VoiceXML voice applications and multimodal applications

Multimodal interaction extends the potential of traditional applications.

If you require any information, you can listen to it and see it on your telephone.
Communicate with any management system by filling in forms and moving through menus.
Speak with the navigator to request information on the path and on services.
Use your voice to control your house.

Architecture

MMBerry layout click to zoom

How it works

MMBerry consists of a series of dll and header files (.h). The dlls contain the implementation of all the logic of the voice technologies used and the VuiManager.

The header file makes the VuiManager interaction interface available to the programmer.

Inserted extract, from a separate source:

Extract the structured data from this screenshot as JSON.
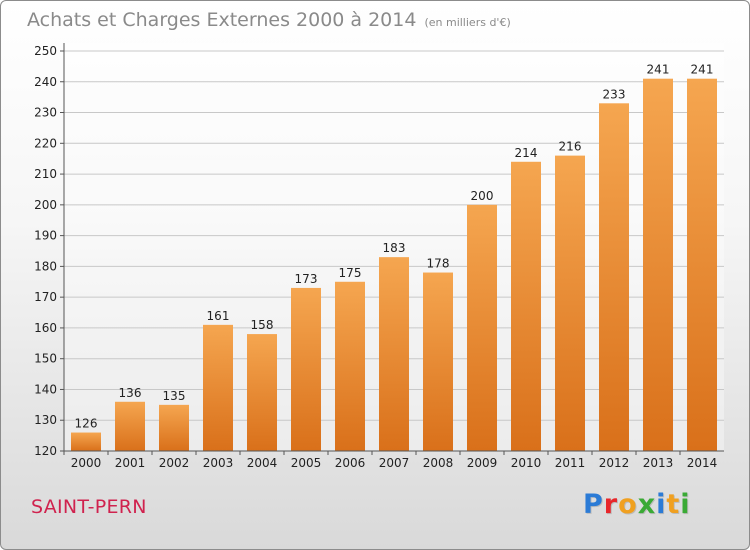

The structure of the library has been designed so as to hide from the end user all the details relevant to the implementation.
Indeed, the header file only shows standard data types and makes no reference to low level objects.

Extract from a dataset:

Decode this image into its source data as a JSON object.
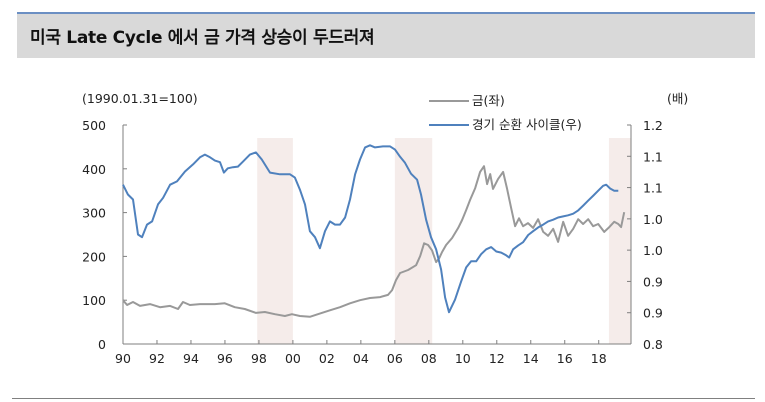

Thanks to MMBerry, it is possible to write multimodal applications in C++, Java and .NET. In fact, there exists a complete implementation of MMBerry for Java and one for the .NET environment.

MultiModalBerry

MMBerry is a framework with which it is possible to develop multimodal applications rapidly and without having to know the low-level details of the underlying technologies.

MMBerry allows for the development of multimodal applications independently of the engines.

With MMBerry, it is possible to transform a classic application into a multimodal application by writing just a few lines of code.

Structure

MMBerry is made up of:

  • a Core library, structured from the following parts:
    • Voice Command Gateway: to write multimodal applications in C++, including voice recognition and synthesis functionality;
    • log file generation;
    • catch events from TTS and ASR engines;
  • JNI interface for writing Java applications with MMBerry in native mode.
  • .NET interface for writing applications with any framework language.
  • VAD (Voice Activity Detection) to optimise the use of the ASR motor in continual mode without being a burden on the recogniser itself.
  • Audio Dump allows for recording of the audio buffer which is sent to the ASR. This is especially recommended for debugging and application tuning.
  • Advanced logging allowing for the highlighting of each single event within the library and, above all, to have control of the recognition events (grammar loaded, utterance, recognition, confidence, etc).

The following tools are also supplied together with the libraries:

  • Voice recognition grammar editor.
  • Log analysis tools, which allow for analysis in real-time and in detail of the log files generated by an MMBerry application.